The first time I saw her, I was drying my hair in my parents’ bedroom. I sat down on the carpet, positioning my head toward the fan they’d purchased in the 1980s when they first immigrated to America, just like my grandmother taught me. As a devoted student of early-2000s tabloid culture, I usually entertained myself during this long routine with an episode of E! True Hollywood Story. That night’s episode was about Anna Nicole Smith, which I had already seen. Searching for something else, I landed on Bravo, expecting to see Tim Gunn encourage someone to “make it work.”
Instead, I was greeted by a blonde-haired, blue-eyed woman with a self-possession that said, I will break the glass ceiling, but I will also break your neck in the process. She was selling health insurance out of her home in Coto de Caza, Orange County, California, and introduced herself as Vicki Gunvalson. Focused, determined, and a little crazed, her eyes rapidly scanned the room. She scared me, but I was also transfixed.

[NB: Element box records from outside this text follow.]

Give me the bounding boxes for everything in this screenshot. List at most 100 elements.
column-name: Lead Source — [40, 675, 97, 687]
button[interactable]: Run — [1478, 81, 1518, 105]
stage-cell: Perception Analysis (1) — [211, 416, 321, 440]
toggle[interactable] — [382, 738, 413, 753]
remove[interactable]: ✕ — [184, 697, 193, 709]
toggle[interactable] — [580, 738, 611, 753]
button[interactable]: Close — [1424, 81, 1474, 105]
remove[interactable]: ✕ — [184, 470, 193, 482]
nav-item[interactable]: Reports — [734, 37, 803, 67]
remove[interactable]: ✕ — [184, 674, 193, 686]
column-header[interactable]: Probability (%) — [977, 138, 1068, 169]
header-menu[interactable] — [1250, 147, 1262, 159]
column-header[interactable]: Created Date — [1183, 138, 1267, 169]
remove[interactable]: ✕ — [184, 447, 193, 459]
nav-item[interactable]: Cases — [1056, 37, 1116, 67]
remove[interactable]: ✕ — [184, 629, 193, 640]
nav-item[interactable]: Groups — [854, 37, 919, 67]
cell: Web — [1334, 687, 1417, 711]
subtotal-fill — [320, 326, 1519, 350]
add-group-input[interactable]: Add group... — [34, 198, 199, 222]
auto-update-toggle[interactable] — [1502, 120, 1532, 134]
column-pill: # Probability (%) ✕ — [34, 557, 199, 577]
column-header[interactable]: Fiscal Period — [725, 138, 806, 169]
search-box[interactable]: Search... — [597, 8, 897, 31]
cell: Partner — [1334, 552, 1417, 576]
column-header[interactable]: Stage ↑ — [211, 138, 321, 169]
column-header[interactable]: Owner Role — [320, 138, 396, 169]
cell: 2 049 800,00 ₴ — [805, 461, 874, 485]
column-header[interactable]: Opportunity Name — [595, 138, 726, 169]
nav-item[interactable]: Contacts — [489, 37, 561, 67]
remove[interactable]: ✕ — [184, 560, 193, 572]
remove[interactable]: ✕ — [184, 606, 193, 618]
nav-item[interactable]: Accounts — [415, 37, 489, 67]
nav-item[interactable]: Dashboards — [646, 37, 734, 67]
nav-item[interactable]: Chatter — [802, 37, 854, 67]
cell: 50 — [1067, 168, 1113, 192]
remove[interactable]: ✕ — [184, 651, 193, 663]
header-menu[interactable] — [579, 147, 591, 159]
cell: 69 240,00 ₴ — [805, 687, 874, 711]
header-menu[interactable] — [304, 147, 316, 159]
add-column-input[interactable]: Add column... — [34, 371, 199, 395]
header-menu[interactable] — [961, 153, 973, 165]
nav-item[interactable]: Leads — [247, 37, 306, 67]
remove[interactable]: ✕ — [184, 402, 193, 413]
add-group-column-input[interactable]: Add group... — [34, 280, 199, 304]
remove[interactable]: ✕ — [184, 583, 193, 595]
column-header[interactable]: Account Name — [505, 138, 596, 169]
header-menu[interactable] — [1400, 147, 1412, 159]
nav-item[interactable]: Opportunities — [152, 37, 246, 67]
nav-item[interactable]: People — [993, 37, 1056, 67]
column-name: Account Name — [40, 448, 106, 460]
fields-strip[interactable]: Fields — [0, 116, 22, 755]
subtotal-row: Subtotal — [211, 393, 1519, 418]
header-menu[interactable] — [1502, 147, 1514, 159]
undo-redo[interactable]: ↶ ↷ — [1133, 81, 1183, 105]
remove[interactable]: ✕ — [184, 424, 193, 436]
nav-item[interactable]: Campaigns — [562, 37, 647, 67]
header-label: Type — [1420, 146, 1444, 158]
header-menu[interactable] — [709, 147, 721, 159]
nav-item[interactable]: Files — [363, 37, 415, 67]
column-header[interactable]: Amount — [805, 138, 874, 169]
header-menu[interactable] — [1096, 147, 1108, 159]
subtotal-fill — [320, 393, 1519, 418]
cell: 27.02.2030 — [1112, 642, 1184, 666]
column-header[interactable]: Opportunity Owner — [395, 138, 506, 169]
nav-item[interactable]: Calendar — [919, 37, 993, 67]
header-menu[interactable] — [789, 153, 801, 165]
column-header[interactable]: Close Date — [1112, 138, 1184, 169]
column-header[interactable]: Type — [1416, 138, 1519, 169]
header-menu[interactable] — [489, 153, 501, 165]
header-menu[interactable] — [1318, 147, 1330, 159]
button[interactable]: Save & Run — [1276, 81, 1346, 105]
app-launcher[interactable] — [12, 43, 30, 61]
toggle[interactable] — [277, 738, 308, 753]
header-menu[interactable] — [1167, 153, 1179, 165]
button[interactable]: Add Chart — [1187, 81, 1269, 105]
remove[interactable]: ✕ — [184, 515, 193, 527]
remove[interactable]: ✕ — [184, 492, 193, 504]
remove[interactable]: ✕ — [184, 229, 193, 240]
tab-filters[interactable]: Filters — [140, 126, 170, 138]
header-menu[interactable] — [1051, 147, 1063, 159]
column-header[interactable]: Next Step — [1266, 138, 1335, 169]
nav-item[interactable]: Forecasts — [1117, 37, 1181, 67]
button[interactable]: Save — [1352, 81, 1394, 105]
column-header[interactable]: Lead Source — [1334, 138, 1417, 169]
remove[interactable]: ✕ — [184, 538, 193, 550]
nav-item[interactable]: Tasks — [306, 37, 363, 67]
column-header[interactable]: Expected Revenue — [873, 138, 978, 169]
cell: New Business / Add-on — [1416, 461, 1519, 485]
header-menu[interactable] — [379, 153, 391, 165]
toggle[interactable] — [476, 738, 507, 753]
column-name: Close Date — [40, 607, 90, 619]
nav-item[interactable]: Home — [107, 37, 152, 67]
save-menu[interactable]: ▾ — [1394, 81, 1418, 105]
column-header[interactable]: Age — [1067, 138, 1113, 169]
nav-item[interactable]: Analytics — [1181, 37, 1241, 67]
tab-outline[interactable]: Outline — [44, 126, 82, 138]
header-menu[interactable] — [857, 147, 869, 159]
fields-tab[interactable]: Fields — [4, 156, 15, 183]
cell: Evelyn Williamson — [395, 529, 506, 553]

Back then, I was desperate to disappear into any world other than my own. I was lonely at home. My dad traveled a lot for his job. Five days in Thailand, then turn around and spend the next seven in Germany. This meant my mother was often left to deal with me and my sister in Ohio, sometimes for weeks at a time. I have no doubt this was difficult, two preteen girls against one parent. Hormones raging, the snide comments and eye rolls were endless. Still, my mom was the one who drove us to school before she went to work, picked us up from tennis practice after, made us dinner, then woke up and did the same thing all over again. I am thankful for this. She kept us moving.